Mayrack has gone after Wagner’s record, saying the long-time state auditor has not produced results from the office and can’t even secure the funds to run and staff it properly. “What exactly is Tom Wagner doing to protect our tax dollars?” asks a mailer Mayrack’s campaign sent to voters. “Not much.”
As auditor, Mayrack says she would create a fraud division to root out potential fraud and taxpayer waste, provide proper training for those involved in state contracts, and modernize the office by using technology to spot potential problems within the state’s books.
Delaware’s auditor also should conduct more performance audits to find savings in state government, Mayrack said.
“We should be doing dozens of these every year,” Mayrack said.
Wagner said his opponent misunderstands the office and its function, saying he has no control over the funding, staffing levels and whether or not the attorney general decides to pursue a case.
As the lone Republican statewide officeholder, Wagner said he remains the state’s best check on political imbalance in Dover. Wagner was appointed to the position by Castle in 1989 and has won six four-year terms since.
“My opponent is the former executive director of the state Democratic party, whose job was to get elected the same people she’s going to audit,” Wagner said. “I just think that common sense would say you have an independent check and balance. Or do you want to have complete one party control with someone who has a background as a political operative?”
If re-elected, Wagner says he will audit state vendor expenses, saying officials should ensure taxpayers are getting their money’s worth.
Wagner added that he and Simpler are the most qualified for the two “technical” positions of auditor and treasurer.
In the final week before Election Day, the race for state treasurer will be the more closely watched campaign.
Rhett Ruggerio, a Dover lobbyist and a Democrat, said the Democratic Party’s voter registration advantage and turnout efforts could halt Simpler’s momentum.
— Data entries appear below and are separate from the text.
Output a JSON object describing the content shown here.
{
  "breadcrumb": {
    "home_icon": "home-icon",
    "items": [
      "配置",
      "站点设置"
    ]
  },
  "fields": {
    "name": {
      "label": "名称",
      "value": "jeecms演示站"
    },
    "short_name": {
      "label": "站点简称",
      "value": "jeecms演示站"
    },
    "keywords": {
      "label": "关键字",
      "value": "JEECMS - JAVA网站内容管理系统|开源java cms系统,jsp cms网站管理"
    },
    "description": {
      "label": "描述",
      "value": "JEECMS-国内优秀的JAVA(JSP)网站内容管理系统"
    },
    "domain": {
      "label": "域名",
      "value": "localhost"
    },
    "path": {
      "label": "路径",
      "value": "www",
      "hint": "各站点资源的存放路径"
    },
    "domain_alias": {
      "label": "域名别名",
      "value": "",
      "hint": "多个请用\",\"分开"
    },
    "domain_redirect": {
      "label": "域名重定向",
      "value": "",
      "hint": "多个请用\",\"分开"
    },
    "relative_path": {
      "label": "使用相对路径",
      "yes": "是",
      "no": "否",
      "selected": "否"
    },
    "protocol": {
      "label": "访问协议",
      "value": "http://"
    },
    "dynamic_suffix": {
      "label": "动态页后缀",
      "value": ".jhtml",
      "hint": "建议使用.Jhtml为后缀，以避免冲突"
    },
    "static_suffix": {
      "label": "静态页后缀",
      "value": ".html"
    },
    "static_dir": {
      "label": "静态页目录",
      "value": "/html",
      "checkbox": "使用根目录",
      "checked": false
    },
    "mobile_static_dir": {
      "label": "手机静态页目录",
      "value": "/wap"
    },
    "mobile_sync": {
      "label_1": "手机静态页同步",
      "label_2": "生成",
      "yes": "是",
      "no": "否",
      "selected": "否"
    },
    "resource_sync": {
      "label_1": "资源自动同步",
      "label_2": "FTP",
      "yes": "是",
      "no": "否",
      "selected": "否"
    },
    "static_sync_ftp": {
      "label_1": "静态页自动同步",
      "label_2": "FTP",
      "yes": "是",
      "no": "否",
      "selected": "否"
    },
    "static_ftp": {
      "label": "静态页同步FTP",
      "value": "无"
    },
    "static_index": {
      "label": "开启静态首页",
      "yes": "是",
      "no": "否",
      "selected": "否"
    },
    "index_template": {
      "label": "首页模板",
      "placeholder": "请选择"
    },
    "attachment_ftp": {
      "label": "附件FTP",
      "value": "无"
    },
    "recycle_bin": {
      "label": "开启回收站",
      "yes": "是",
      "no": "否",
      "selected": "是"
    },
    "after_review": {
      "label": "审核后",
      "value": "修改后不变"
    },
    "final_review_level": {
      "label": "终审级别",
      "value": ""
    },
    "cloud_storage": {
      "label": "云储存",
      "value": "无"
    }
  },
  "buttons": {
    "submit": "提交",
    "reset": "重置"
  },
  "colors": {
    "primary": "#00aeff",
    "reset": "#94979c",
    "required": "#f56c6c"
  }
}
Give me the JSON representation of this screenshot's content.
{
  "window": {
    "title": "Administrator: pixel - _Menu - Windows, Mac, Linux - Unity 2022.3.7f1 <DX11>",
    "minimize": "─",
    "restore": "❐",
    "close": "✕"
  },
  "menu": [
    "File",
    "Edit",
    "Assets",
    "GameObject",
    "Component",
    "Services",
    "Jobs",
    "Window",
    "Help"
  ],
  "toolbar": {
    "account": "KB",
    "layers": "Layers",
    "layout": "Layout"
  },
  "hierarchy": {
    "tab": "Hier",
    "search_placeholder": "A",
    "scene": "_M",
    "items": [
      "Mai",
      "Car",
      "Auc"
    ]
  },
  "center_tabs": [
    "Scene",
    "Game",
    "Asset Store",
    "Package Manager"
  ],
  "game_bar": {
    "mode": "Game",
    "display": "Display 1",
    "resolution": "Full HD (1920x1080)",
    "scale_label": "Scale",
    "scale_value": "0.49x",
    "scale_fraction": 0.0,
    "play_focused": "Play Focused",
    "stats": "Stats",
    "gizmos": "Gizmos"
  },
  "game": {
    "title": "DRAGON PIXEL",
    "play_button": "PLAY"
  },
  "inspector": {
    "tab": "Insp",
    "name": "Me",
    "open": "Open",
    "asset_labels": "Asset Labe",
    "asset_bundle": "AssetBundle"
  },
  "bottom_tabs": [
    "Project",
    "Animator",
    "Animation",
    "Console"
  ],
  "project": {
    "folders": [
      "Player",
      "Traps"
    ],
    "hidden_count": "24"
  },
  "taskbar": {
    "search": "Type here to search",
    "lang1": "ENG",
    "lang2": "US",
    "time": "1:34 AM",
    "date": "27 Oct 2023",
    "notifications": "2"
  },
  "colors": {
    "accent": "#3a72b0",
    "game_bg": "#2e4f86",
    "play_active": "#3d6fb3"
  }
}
But a rare statewide pickup for the GOP remains a real possibility. “Democrats have tremendous ground game,” Ruggerio said. “They know they need to pump out as many votes as they can. If they do that successfully and Republicans don’t vote I wouldn’t be shocked to see Barney, who was down in the polls significantly, pull it off. “But Simpler is going to be a star of the Republican Party if he can get elected.”